Here's a great book I received from my grandson and his wife for Christmas: You're Saying It Wrong: "A pronunciation guide to the 150 most commonly mispronounced words and their tangled histories of misuse"
Obviously my kids know me well. I am a stickler about pronunciation as well as about grammar. I must be very careful about offering correction if at all, because my (gentle - really!) suggestions are not well received. I, on the other hand, welcome correction - really! I say thank you (and then I check it, to be sure). I started a long time ago.
I inherited a pronouncing dictionary from my grandfather and I still use it. Published by G.P. Putnam's Sons, copyright 1889, running to at least six editions. Mine, the sixth, is dated 1926, and this new edition has a 2000-word supplement. I love it.
I'll tell you my pet peeve: people who mispronounce the noun, forte (a strength or talent at which someone excels).
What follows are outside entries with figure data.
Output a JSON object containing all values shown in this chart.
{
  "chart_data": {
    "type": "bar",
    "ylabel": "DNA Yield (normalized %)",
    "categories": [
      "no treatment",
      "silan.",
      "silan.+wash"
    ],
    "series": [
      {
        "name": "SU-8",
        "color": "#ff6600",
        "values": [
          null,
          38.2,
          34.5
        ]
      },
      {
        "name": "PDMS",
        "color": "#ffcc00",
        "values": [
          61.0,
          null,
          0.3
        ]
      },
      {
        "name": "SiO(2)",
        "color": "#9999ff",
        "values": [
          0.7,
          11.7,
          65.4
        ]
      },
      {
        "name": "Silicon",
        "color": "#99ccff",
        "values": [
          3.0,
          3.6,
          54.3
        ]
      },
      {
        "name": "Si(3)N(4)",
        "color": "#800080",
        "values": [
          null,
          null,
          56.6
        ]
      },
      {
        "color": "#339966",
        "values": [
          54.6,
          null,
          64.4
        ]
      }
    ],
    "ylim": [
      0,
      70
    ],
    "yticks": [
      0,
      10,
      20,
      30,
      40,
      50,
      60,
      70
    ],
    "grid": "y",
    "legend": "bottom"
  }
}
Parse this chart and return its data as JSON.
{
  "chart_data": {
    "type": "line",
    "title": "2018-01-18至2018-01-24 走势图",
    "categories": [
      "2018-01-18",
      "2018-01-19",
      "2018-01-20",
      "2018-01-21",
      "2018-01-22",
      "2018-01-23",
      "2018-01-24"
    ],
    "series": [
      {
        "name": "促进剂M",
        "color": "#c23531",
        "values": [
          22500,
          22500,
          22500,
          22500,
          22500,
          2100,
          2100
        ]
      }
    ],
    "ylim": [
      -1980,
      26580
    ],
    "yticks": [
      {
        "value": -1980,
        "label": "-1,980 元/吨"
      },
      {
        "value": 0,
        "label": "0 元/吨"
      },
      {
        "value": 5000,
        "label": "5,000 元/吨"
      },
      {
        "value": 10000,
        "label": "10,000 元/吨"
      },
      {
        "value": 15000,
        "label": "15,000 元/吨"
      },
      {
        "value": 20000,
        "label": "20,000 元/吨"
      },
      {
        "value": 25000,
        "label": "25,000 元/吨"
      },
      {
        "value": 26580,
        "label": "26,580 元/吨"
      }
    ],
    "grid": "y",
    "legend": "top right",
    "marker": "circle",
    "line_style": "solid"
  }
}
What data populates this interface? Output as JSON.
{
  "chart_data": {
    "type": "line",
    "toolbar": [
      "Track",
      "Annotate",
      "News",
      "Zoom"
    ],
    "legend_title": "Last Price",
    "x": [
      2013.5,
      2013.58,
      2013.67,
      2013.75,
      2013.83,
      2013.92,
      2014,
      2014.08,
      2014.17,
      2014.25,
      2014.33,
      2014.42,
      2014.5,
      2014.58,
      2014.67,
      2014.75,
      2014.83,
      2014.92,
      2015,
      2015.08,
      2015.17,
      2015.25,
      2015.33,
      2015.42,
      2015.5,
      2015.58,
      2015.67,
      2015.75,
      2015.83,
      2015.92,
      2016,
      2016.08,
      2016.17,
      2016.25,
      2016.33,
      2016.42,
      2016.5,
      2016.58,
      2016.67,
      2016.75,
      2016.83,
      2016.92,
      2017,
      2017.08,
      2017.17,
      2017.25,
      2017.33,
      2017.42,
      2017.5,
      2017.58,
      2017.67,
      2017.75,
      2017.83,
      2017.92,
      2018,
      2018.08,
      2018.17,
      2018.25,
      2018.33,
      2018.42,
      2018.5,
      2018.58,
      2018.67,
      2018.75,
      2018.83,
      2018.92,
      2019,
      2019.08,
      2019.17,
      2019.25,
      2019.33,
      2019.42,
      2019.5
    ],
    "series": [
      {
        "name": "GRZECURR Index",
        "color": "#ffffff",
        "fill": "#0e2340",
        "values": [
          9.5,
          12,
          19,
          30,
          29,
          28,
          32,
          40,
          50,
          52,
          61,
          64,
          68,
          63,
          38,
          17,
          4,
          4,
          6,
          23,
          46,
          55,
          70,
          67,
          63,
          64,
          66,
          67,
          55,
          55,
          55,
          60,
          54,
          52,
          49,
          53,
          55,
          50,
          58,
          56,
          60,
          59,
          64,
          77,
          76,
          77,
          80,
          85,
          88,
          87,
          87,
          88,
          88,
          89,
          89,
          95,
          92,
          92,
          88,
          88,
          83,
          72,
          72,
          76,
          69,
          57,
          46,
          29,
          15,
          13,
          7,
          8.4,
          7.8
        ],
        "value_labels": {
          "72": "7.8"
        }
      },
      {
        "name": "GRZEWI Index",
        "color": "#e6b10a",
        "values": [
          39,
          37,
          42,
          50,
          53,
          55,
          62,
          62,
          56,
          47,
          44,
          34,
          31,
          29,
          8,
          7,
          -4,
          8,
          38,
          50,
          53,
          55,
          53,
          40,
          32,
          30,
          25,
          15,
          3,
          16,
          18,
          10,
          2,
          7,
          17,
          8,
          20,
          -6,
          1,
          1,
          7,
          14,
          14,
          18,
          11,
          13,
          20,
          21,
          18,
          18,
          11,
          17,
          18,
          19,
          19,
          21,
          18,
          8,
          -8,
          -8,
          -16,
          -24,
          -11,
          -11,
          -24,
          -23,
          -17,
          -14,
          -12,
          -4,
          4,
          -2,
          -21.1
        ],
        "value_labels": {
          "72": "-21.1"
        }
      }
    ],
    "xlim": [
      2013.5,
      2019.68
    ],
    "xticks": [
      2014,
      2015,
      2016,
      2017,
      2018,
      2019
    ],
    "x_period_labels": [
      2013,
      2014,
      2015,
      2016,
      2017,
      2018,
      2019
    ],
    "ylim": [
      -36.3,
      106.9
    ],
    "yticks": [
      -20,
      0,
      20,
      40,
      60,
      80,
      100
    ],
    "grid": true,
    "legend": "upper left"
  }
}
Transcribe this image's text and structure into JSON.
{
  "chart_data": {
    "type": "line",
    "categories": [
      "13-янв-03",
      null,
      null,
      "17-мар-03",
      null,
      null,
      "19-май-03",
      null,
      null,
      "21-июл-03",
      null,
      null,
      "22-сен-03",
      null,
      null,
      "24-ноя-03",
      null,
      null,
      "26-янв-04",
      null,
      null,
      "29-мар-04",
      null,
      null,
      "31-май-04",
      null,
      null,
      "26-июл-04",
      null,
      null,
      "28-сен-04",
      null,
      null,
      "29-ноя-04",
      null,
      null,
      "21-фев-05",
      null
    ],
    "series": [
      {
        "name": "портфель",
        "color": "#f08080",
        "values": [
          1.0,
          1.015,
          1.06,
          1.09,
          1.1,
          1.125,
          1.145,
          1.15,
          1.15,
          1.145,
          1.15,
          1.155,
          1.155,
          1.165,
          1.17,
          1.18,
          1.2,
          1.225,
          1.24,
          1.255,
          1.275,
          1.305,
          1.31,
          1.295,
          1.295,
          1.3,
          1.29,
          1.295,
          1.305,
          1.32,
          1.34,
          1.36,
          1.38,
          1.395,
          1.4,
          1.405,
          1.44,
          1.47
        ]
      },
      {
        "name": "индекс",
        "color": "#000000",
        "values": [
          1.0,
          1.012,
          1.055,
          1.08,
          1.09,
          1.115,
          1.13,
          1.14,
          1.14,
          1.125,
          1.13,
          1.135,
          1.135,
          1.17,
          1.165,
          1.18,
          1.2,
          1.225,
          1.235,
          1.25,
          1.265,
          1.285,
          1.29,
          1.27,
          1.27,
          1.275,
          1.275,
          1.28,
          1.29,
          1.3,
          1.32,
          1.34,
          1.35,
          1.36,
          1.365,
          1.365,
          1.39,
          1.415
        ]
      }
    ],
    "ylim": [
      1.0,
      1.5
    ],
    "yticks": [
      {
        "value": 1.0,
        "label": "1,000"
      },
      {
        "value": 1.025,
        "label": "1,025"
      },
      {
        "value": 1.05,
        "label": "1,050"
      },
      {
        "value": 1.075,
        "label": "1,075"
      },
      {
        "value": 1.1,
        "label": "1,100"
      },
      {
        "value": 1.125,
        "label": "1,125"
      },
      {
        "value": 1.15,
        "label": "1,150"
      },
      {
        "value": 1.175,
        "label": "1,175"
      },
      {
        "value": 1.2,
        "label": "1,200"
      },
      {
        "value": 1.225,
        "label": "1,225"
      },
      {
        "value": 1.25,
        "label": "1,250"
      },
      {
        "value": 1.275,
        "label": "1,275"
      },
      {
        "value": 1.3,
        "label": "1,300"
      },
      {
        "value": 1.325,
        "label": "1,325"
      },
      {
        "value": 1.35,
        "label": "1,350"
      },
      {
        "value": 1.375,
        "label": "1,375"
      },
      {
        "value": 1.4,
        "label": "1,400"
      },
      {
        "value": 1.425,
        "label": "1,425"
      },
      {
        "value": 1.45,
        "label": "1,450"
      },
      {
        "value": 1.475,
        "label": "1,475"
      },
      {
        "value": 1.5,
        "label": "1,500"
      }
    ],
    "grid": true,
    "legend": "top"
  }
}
I's a noun, not an adverb, and it is NOT pronounced for-tay. Even John Gielgud says it wrong in The Importance of Being Earnest (I have the recording). So that was the first word I looked up in my new book. Of course, it's one of the 150. It acknowledges that the error has become acceptable. Bad for me, though. I quote from the commentary: "...pedants still delight in saying 'fort' and in correcting those who opt for the two-syllable pronunciation...and they are (technically) correct." [I like being technically correct.]
The 1926 dictionary gives niche one pronunciation: nich. My new one grants first-choice neesh and NICH is in second place. (I'm trying to write - n-i-c-h as a word but auto-correct keeps changing it to inch.
NEXT MORNING: Sorry I had to go to bed. There was a double header yesterday and I couldn't stay up for the end of the second game. Blue Jays lost. More anon.